27 de diciembre de 2012

Pequeños placeres de invierno


Llegó el invierno y con él los abrigos de pelo, mi sombrero austriaco y mis calentitas Ugg. Llegó el inverno y con él, la nieve, las castañas y amortizar a tope los botines. Llegó el invierno y con él la Navidad, el año nuevo y los Reyes Magos. 

Con el invierno los días son más cortos, las nubes grises se apoderan del cielo y la nariz se me suele quedar helada, pero en esta estación, como en todas las demás, hay pequeños placeres que la hacen deseable.

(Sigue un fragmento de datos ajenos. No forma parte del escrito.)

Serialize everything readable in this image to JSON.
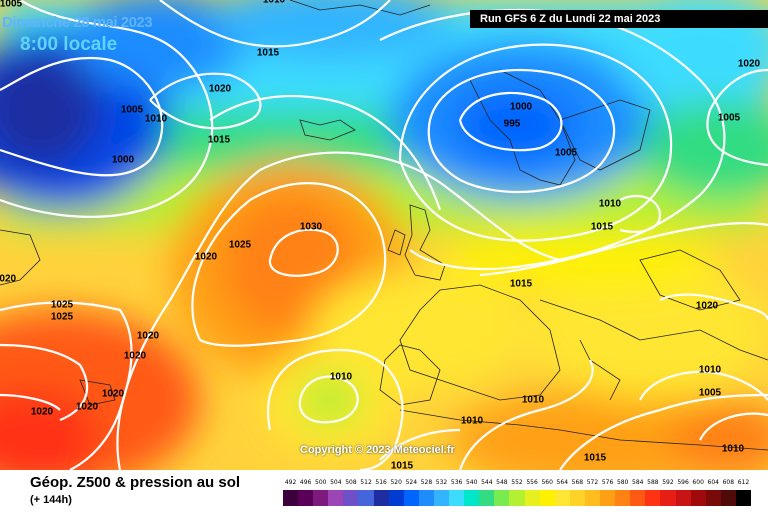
{
  "header": {
    "date_line": "Dimanche 28 mai 2023",
    "time_line": "8:00 locale",
    "run_info": "Run GFS 6 Z du Lundi 22 mai 2023"
  },
  "map": {
    "copyright": "Copyright © 2023 Meteociel.fr",
    "isobar_labels": [
      "1005",
      "1010",
      "1000",
      "1005",
      "1010",
      "1015",
      "1020",
      "1015",
      "1020",
      "1025",
      "1030",
      "1020",
      "1025",
      "1025",
      "1020",
      "1020",
      "1020",
      "1020",
      "1020",
      "1000",
      "995",
      "1005",
      "1010",
      "1015",
      "1005",
      "1020",
      "1015",
      "1020",
      "1010",
      "1010",
      "1010",
      "1005",
      "1010",
      "1010",
      "1015",
      "1015"
    ]
  },
  "footer": {
    "title": "Géop. Z500 & pression au sol",
    "subtitle": "(+ 144h)"
  },
  "legend": {
    "values": [
      "492",
      "496",
      "500",
      "504",
      "508",
      "512",
      "516",
      "520",
      "524",
      "528",
      "532",
      "536",
      "540",
      "544",
      "548",
      "552",
      "556",
      "560",
      "564",
      "568",
      "572",
      "576",
      "580",
      "584",
      "588",
      "592",
      "596",
      "600",
      "604",
      "608",
      "612"
    ],
    "colors": [
      "#3c003c",
      "#5a005a",
      "#7d1a7d",
      "#9b46b4",
      "#6e50c8",
      "#4664dc",
      "#1e2ea0",
      "#003cd2",
      "#0064ff",
      "#1e8cff",
      "#32b4ff",
      "#3cdcff",
      "#00e6c8",
      "#32dc82",
      "#78eb50",
      "#b4f032",
      "#e6f01e",
      "#fff000",
      "#ffe632",
      "#ffd228",
      "#ffbe1e",
      "#ffa014",
      "#ff8214",
      "#ff5a14",
      "#ff3214",
      "#e61e14",
      "#c81414",
      "#a00a0a",
      "#780a0a",
      "#500a0a",
      "#000000"
    ]
  }
}
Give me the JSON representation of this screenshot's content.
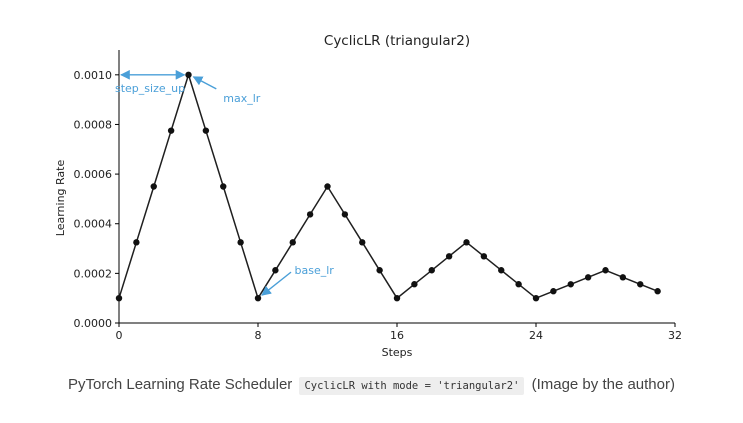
{
  "chart_data": {
    "type": "line",
    "title": "CyclicLR (triangular2)",
    "xlabel": "Steps",
    "ylabel": "Learning Rate",
    "xlim": [
      0,
      32
    ],
    "ylim": [
      0,
      0.0011
    ],
    "xticks": [
      "0",
      "8",
      "16",
      "24",
      "32"
    ],
    "yticks": [
      "0.0000",
      "0.0002",
      "0.0004",
      "0.0006",
      "0.0008",
      "0.0010"
    ],
    "grid": false,
    "series": [
      {
        "x": [
          0,
          1,
          2,
          3,
          4,
          5,
          6,
          7,
          8,
          9,
          10,
          11,
          12,
          13,
          14,
          15,
          16,
          17,
          18,
          19,
          20,
          21,
          22,
          23,
          24,
          25,
          26,
          27,
          28,
          29,
          30,
          31
        ],
        "values": [
          0.0001,
          0.000325,
          0.00055,
          0.000775,
          0.001,
          0.000775,
          0.00055,
          0.000325,
          0.0001,
          0.0002125,
          0.000325,
          0.0004375,
          0.00055,
          0.0004375,
          0.000325,
          0.0002125,
          0.0001,
          0.00015625,
          0.0002125,
          0.00026875,
          0.000325,
          0.00026875,
          0.0002125,
          0.00015625,
          0.0001,
          0.000128,
          0.000156,
          0.000184,
          0.0002125,
          0.000184,
          0.000156,
          0.000128
        ]
      }
    ],
    "annotations": {
      "step_size_up": "step_size_up",
      "max_lr": "max_lr",
      "base_lr": "base_lr"
    },
    "annotation_color": "#4a9fd8"
  },
  "caption": {
    "before": "PyTorch Learning Rate Scheduler",
    "code": "CyclicLR with mode = 'triangular2'",
    "after": "(Image by the author)"
  }
}
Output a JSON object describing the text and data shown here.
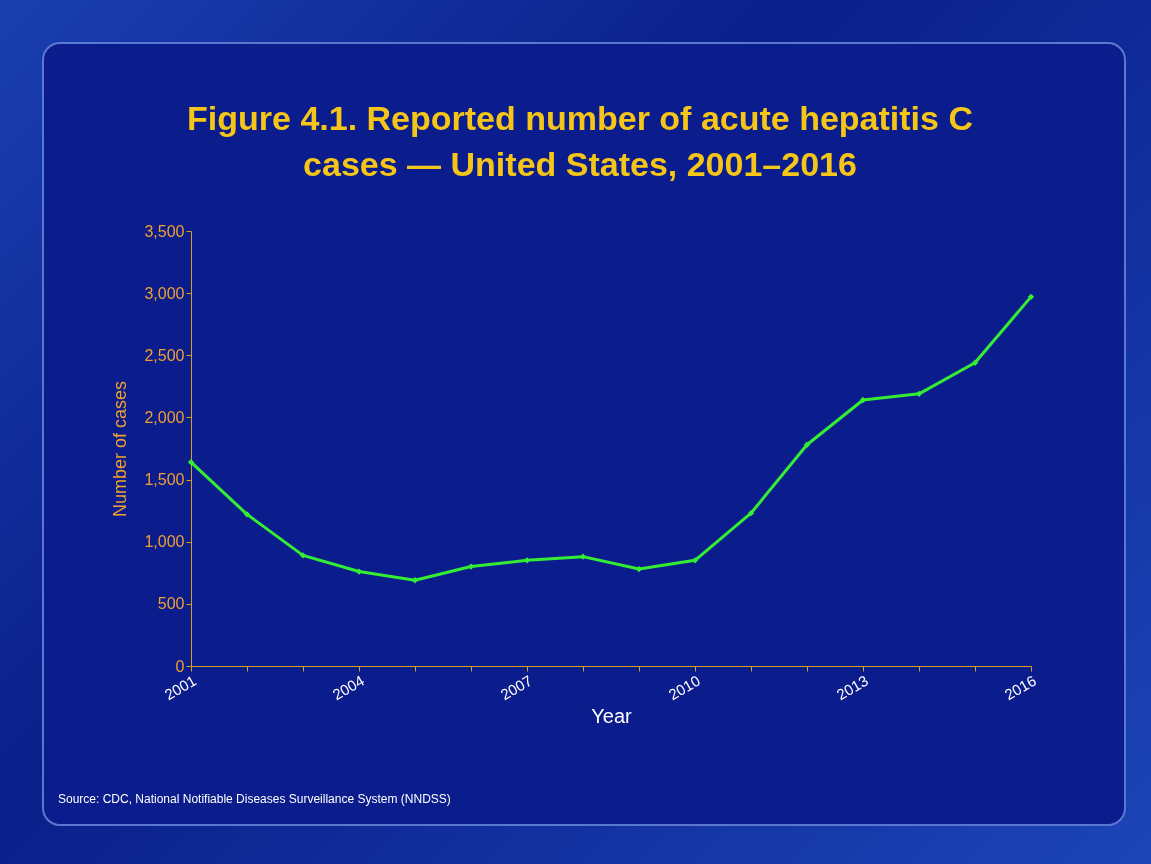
{
  "chart_data": {
    "type": "line",
    "title": "Figure 4.1. Reported number of acute hepatitis C cases — United States, 2001–2016",
    "xlabel": "Year",
    "ylabel": "Number of cases",
    "x": [
      2001,
      2002,
      2003,
      2004,
      2005,
      2006,
      2007,
      2008,
      2009,
      2010,
      2011,
      2012,
      2013,
      2014,
      2015,
      2016
    ],
    "series": [
      {
        "color": "#33ee33",
        "values": [
          1640,
          1220,
          890,
          760,
          690,
          800,
          850,
          880,
          780,
          850,
          1230,
          1780,
          2140,
          2190,
          2440,
          2970
        ]
      }
    ],
    "xlim": [
      2001,
      2016
    ],
    "xticks": [
      2001,
      {
        "value": 2002,
        "label": null
      },
      {
        "value": 2003,
        "label": null
      },
      2004,
      {
        "value": 2005,
        "label": null
      },
      {
        "value": 2006,
        "label": null
      },
      2007,
      {
        "value": 2008,
        "label": null
      },
      {
        "value": 2009,
        "label": null
      },
      2010,
      {
        "value": 2011,
        "label": null
      },
      {
        "value": 2012,
        "label": null
      },
      2013,
      {
        "value": 2014,
        "label": null
      },
      {
        "value": 2015,
        "label": null
      },
      2016
    ],
    "ylim": [
      0,
      3500
    ],
    "yticks": [
      0,
      500,
      {
        "value": 1000,
        "label": "1,000"
      },
      {
        "value": 1500,
        "label": "1,500"
      },
      {
        "value": 2000,
        "label": "2,000"
      },
      {
        "value": 2500,
        "label": "2,500"
      },
      {
        "value": 3000,
        "label": "3,000"
      },
      {
        "value": 3500,
        "label": "3,500"
      }
    ],
    "grid": false,
    "marker": "diamond",
    "line_style": "solid",
    "annotations": [
      "Source: CDC, National Notifiable Diseases Surveillance System (NNDSS)"
    ]
  }
}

En invierno me gusta hacer como que fumo con la respiración cuando salgo al frío desde un local cálido, escribir mensajes a la gente en el vaho que se queda en las ventanas por si alguien los lee más tarde, usar calcetines de lana para estar en casa y llevar guantes laaarrgos por donde no se cuele ni un poquito de aire frío. 


Ver llover a cántaros desde el balcón de casa, pasar por delante de los puestos de castañas, que los músicos que tocan en la calle tengan más calidad que en otras épocas del año, comer algún que otro pastel de queso de más y usar mi chaleco de pelos a todas horas son algunos de los placeres que uno a esta época del año.





Adormilarme frente a la chimenea, echar la siesta con el calor que desprende mi perrita, darme un baño tan caliente que la piel se me ponga roja, escuchar a Norah Jones, comer trenza de Almudévar, buscar muñecos de nieve con las cunetas tras una nevada, los villancicos, las pelis de Navidad y los jerséis gordos también tienen su hueco en mi lista de plaisirs polares.


También me gusta ver Love Actually, estar toda una tarde en casa enganchada a un libro sin arrepentirme por no salir, pensar regalos low cost+ high class para el amigo invisible, estar unos días en mi casa y no sólo un fin de semana deprisa y corriendo, ver cómo iluminan la ciudad por Navidad, comer foie y abrir el buzón de casa y, al menos una vez al año, no recibir sólo cartas del banco.



1 comentario :

  1. Me ha gustado mucho ;)
    Todas las estaciones tienen algo especial e irrepetible.
    Además, si no existiese el Invierno, con sus inclemencias, no apreciaríamos de igual manera los colores de la primavera y el sol del verano.